Confusion, even at the highest level

Wilson Gray hwgray at GMAIL.COM
Tue Jul 29 01:15:17 UTC 2014


On Mon, Jul 28, 2014 at 7:32 PM, Joel S. Berson <Berson at att.net> wrote:

> I've recently returned to Patrick Rael's "Black Identity & Black
> Protest in the Antebellum North" (2002).  You might find his  Chapter
> 3, "The Sign of Things: The 'Names Controversy' and Black Identity"
> interesting on the historical evolution of names used or promoted for
> self-identification (he covers a period from around the Revolution to
> the end of the 19th century).
>

The several name changes of African peoples since their arrival in the
United States reflect shifting psychological and power relations between
blacks with respect to the power of names and naming.

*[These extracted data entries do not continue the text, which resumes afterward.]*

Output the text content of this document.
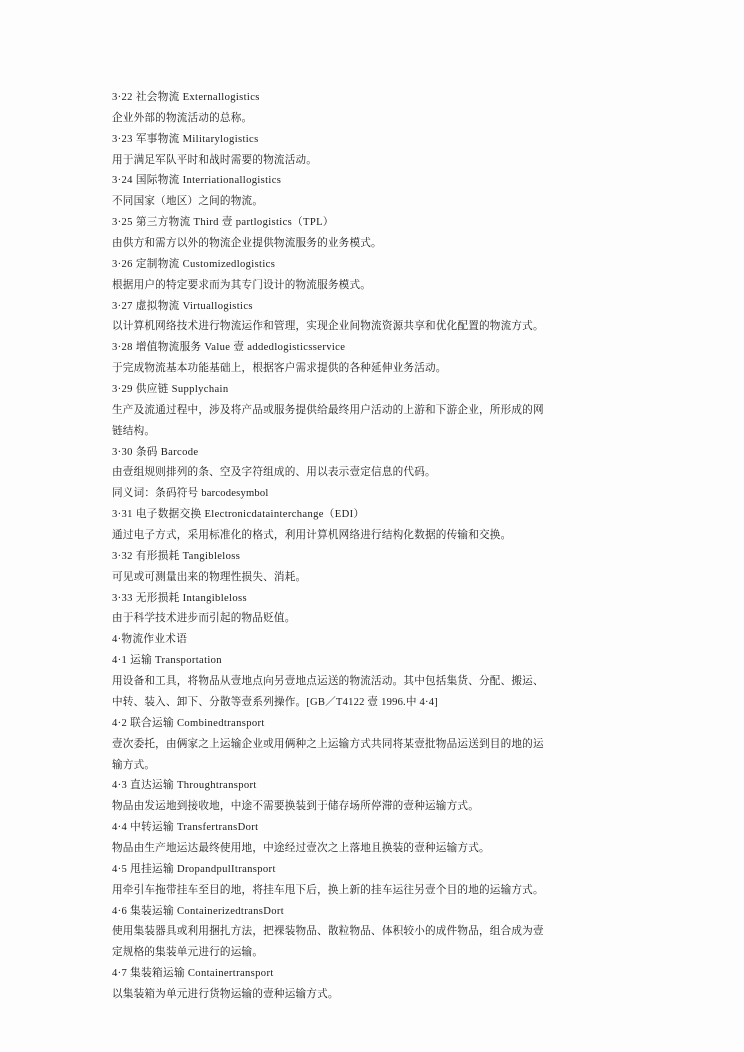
3·22 社会物流 Externallogistics
企业外部的物流活动的总称。
3·23 军事物流 Militarylogistics
用于满足军队平时和战时需要的物流活动。
3·24 国际物流 Interriationallogistics
不同国家（地区）之间的物流。
3·25 第三方物流 Third 壹 partlogistics（TPL）
由供方和需方以外的物流企业提供物流服务的业务模式。
3·26 定制物流 Customizedlogistics
根据用户的特定要求而为其专门设计的物流服务模式。
3·27 虚拟物流 Virtuallogistics
以计算机网络技术进行物流运作和管理，实现企业间物流资源共享和优化配置的物流方式。
3·28 增值物流服务 Value 壹 addedlogisticsservice
于完成物流基本功能基础上，根据客户需求提供的各种延伸业务活动。
3·29 供应链 Supplychain
生产及流通过程中，涉及将产品或服务提供给最终用户活动的上游和下游企业，所形成的网
链结构。
3·30 条码 Barcode
由壹组规则排列的条、空及字符组成的、用以表示壹定信息的代码。
同义词：条码符号 barcodesymbol
3·31 电子数据交换 Electronicdatainterchange（EDI）
通过电子方式，采用标准化的格式，利用计算机网络进行结构化数据的传输和交换。
3·32 有形损耗 Tangibleloss
可见或可测量出来的物理性损失、消耗。
3·33 无形损耗 Intangibleloss
由于科学技术进步而引起的物品贬值。
4·物流作业术语
4·1 运输 Transportation
用设备和工具，将物品从壹地点向另壹地点运送的物流活动。其中包括集货、分配、搬运、
中转、装入、卸下、分散等壹系列操作。[GB／T4122 壹 1996.中 4·4]
4·2 联合运输 Combinedtransport
壹次委托，由俩家之上运输企业或用俩种之上运输方式共同将某壹批物品运送到目的地的运
输方式。
4·3 直达运输 Throughtransport
物品由发运地到接收地，中途不需要换装到于储存场所停滞的壹种运输方式。
4·4 中转运输 TransfertransDort
物品由生产地运达最终使用地，中途经过壹次之上落地且换装的壹种运输方式。
4·5 甩挂运输 DropandpulItransport
用牵引车拖带挂车至目的地，将挂车甩下后，换上新的挂车运往另壹个目的地的运输方式。
4·6 集装运输 ContainerizedtransDort
使用集装器具或利用捆扎方法，把裸装物品、散粒物品、体积较小的成件物品，组合成为壹
定规格的集装单元进行的运输。
4·7 集装箱运输 Containertransport
以集装箱为单元进行货物运输的壹种运输方式。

However, they have usually reflected little change in terms of the actual
material conditions [and social standing] of the black community [i.e. it
does not matter, "under real-world conditions," to coin a phrase-W]

because, as DuBois wrote in a 1928 Crisis essay "The Name, 'Negro,' " one
should not make the error of mistaking names for things: "It is not the
name - it's the thing that counts."

http://goo.gl/TZnDlV

-- 
-Wilson
-----
All say, "How hard it is that we have to die!"---a strange complaint to
come from the mouths of people who have had to live.